A Book to Test the Reader
You can't tell a book by its cover.
A review by Bruce McKinney
Recently I had the opportunity to learn first hand why people are reading less. Over the past several weeks I have struggled to complete "The Russian Debutante's Handbook" by Gary Shteyngart, a book I purchased for three reasons. There is a sticker in the upper left hand corner that says "A New York Times Notable Book." There is a suggestive photograph on the cover of an attractive young woman in a short skirt. And the space between the lines was large. It also looked like a nice change of pace, in short a beach book. Once in a while I want a week or so off from War and Peace and so on. It is the story of Russian emigrants who come to America but never separate from the home land thus creating a bi-polar existence that the ultra intelligent and the wildly deranged can immediately associate with.

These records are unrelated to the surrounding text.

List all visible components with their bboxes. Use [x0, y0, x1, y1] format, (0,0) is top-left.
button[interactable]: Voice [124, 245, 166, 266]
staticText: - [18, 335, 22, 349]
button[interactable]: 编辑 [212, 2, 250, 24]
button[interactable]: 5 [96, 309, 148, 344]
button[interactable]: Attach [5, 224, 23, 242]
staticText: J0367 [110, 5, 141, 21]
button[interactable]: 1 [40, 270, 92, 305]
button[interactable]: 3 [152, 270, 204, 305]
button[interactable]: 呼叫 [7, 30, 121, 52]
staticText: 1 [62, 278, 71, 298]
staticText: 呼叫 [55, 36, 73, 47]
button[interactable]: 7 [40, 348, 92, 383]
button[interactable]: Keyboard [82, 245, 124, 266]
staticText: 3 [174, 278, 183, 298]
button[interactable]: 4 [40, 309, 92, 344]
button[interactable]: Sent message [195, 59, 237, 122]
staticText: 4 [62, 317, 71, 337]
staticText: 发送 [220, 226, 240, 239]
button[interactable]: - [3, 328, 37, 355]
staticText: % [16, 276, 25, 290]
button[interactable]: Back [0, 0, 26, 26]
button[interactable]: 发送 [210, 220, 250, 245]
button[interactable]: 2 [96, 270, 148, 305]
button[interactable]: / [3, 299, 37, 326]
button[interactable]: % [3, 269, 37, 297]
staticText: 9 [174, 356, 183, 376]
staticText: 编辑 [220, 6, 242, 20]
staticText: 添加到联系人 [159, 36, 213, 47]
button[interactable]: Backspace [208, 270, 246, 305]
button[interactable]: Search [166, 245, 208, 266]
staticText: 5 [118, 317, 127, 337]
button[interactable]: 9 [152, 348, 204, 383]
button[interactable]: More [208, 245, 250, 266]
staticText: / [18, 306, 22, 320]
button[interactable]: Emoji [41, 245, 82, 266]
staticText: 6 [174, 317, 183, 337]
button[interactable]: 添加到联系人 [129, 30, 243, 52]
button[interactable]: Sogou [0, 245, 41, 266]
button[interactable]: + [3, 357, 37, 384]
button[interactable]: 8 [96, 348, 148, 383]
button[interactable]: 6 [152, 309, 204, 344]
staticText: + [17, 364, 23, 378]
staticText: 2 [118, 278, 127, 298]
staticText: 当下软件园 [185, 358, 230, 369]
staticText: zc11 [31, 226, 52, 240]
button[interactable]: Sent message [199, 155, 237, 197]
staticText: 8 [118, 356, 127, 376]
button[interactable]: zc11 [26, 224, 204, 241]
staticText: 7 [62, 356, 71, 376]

Well, I found out I'm old and apparently getting older fast. How so? I think the RDH is comic book characters described by someone with an 800 on their SAT verbal and a good sense of east and west. I have the distinct feeling this book is written in a new language - perhaps the ebonics of new literature, what Gunter Grasse was to post-World War II readers and J. D. Sallinger to the 1960's except more so.

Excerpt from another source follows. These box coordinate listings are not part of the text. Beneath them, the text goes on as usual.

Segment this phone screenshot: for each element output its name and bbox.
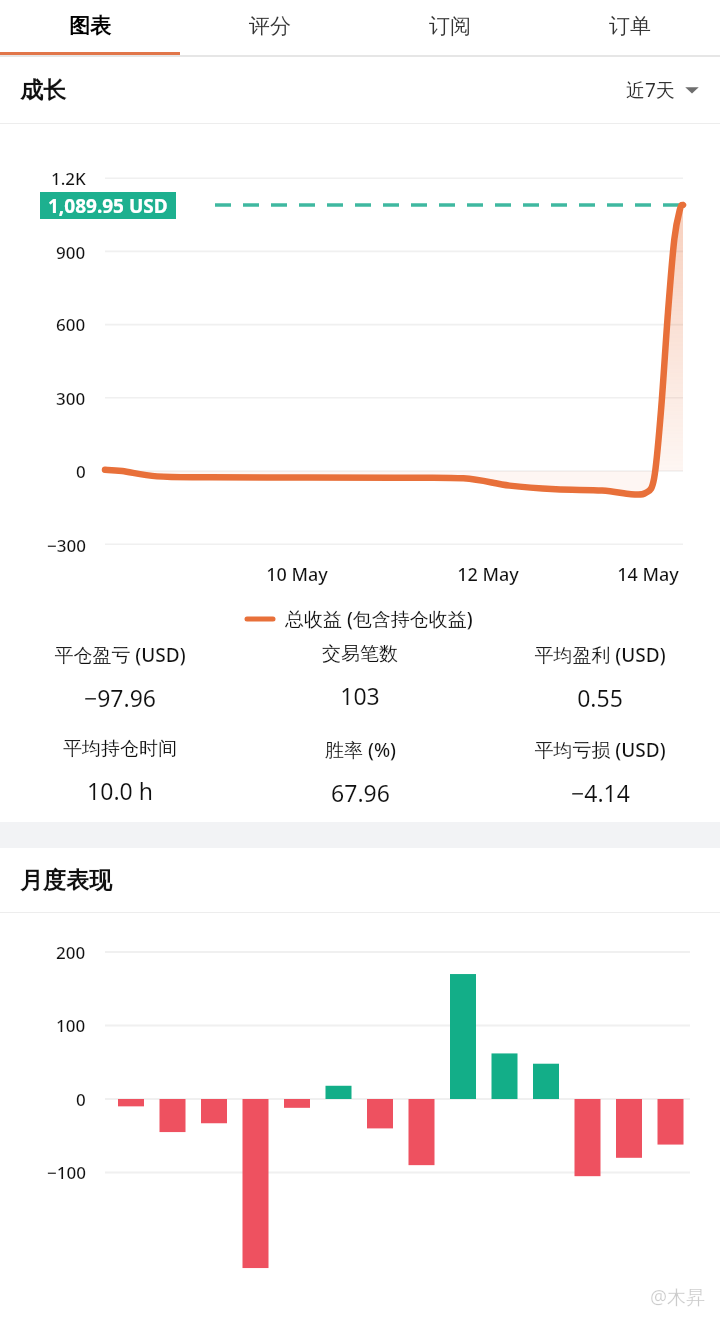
- staticText: 10.0 h: [87, 775, 153, 806]
- staticText: −4.14: [571, 777, 630, 808]
- staticText: 交易笔数: [322, 642, 398, 666]
- staticText: 100: [56, 1014, 86, 1037]
- staticText: 12 May: [457, 562, 519, 587]
- button[interactable]: 平均持仓时间: [0, 737, 240, 806]
- staticText: 67.96: [331, 777, 390, 808]
- staticText: 1,089.95 USD: [48, 193, 168, 219]
- staticText: @木昇: [650, 1284, 706, 1310]
- staticText: 订单: [609, 13, 651, 39]
- button[interactable]: 图表: [0, 0, 180, 52]
- staticText: −100: [47, 1161, 86, 1184]
- staticText: 900: [56, 241, 86, 264]
- button[interactable]: 订单: [540, 0, 720, 52]
- staticText: 平均亏损 (USD): [534, 737, 666, 763]
- staticText: 300: [56, 387, 86, 410]
- staticText: 近7天: [626, 77, 675, 103]
- staticText: −300: [47, 534, 86, 557]
- staticText: 订阅: [429, 13, 471, 39]
- staticText: 成长: [20, 76, 66, 105]
- staticText: 1.2K: [51, 167, 86, 190]
- staticText: 14 May: [617, 562, 679, 587]
- staticText: 平均持仓时间: [63, 737, 177, 761]
- staticText: 103: [340, 680, 380, 711]
- staticText: 0: [76, 460, 86, 483]
- staticText: 图表: [69, 13, 111, 39]
- staticText: 600: [56, 313, 86, 336]
- staticText: 月度表现: [20, 866, 112, 895]
- button[interactable]: 近7天: [626, 77, 700, 103]
- staticText: 0: [76, 1088, 86, 1111]
- button[interactable]: 交易笔数: [240, 642, 480, 711]
- staticText: 总收益 (包含持仓收益): [285, 606, 473, 632]
- button[interactable]: 评分: [180, 0, 360, 52]
- staticText: 平均盈利 (USD): [534, 642, 666, 668]
- staticText: 平仓盈亏 (USD): [54, 642, 186, 668]
- button[interactable]: 订阅: [360, 0, 540, 52]
- button[interactable]: 平均亏损 (USD): [480, 737, 720, 808]
- staticText: −97.96: [84, 682, 156, 713]
- button[interactable]: 平均盈利 (USD): [480, 642, 720, 713]
- staticText: 0.55: [577, 682, 623, 713]
- staticText: 10 May: [266, 562, 328, 587]
- button[interactable]: 胜率 (%): [240, 737, 480, 808]
- staticText: 200: [56, 941, 86, 964]
- staticText: 评分: [249, 13, 291, 39]
- button[interactable]: 平仓盈亏 (USD): [0, 642, 240, 713]
- staticText: 胜率 (%): [325, 737, 396, 763]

This is the story of a family that escapes from Russia just seconds before Stalin's heel comes down. The chief protagonist, one Vladimir, is a 25 year old living in New York City poverty one generation later. His every act is counter to all the crummy American values that sustain us. He is infatuated with a hooker and absolutely immune to Judeo-Christian guilt. In his "relationship" he sees only her intrinsic self and trappings matter not at all. He can do this because he thinks but does not feel, perhaps the real issue that divides the generations in America and around the world today. He feels no shame and is thereby liberated from the golden yoke of "responsibility" that connects most adults. Responsibility is after all our common language, the glue that holds humans to the fly paper we call life. Take away that glue and generation X becomes understandable. Take away this glue and this book comes into focus. We, who have spent our lives trying to stay out of jail, behold a generation that is trying to break in. Ah, I understand why old people die. They just give up!
A Book to Test the Reader
Many smart people seemed to like this book.

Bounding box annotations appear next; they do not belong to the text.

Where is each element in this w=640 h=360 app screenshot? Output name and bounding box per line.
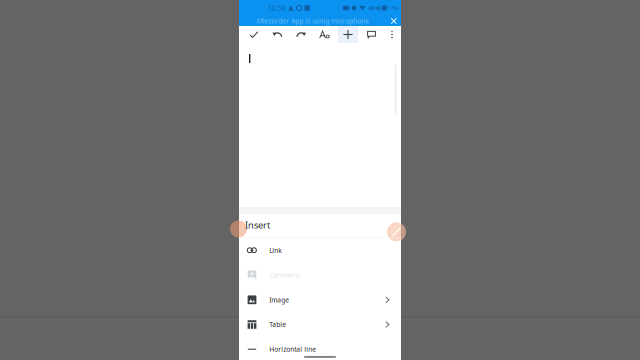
staticText: XRecorder App is using microphone xyxy=(256,17,369,26)
button[interactable]: Done xyxy=(244,26,264,43)
button[interactable]: Link xyxy=(239,238,401,263)
button[interactable]: Format text xyxy=(314,26,334,43)
staticText: 10:58 xyxy=(268,4,286,12)
staticText: Insert xyxy=(245,219,270,231)
staticText: Horizontal line xyxy=(269,345,316,354)
staticText: Comment xyxy=(269,271,299,280)
button[interactable]: Image xyxy=(239,287,401,312)
staticText: Table xyxy=(269,320,286,329)
button[interactable]: Dismiss microphone notice xyxy=(387,16,401,26)
staticText: Image xyxy=(269,295,289,304)
button[interactable]: Undo xyxy=(268,26,288,43)
button[interactable]: Table xyxy=(239,312,401,337)
staticText: Link xyxy=(269,246,282,255)
button[interactable]: More options xyxy=(385,26,399,43)
button[interactable]: Comment xyxy=(362,26,382,43)
staticText: 13% xyxy=(388,4,398,12)
button[interactable]: Insert xyxy=(338,26,358,43)
button[interactable]: Horizontal line xyxy=(239,337,401,360)
button[interactable]: Redo xyxy=(291,26,311,43)
button[interactable]: Comment xyxy=(239,263,401,288)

Our protagonist accepts an opportunity to work in Eastern Europe after life as a sociopath in America takes the inevitable bad turn. He is of course a poly-math so languages are not a problem. Prava, his destination [apparently Prague in real life] becomes the stage upon which the central question in life [How many nuts are there in the bowl?] is carefully considered. The answer turns out to be both many and none depending on whether you accept or reject Mr. Shteyngart's intellectual construction. For me it is literature as seen from or through a galactic black hole and I'm ready to draw the line on this one.
Read it at your own risk. How you react to it will say nothing about the book and everything about you. I'm glad I read it and I admire the spume of clever language that covers almost every page but I want a clearer, more logical story. Finally I have two more questions. Exactly how old are the book reviewers at the New York Times? And is this a Jackson Pollock painting in print form?
This book is available in hardcover and paperback editions but buy it in paperback so that, if you need to throw it, you do less damage. Four hundred and seventy six pages of amusement or grief depending on which generation you are emotionally a part.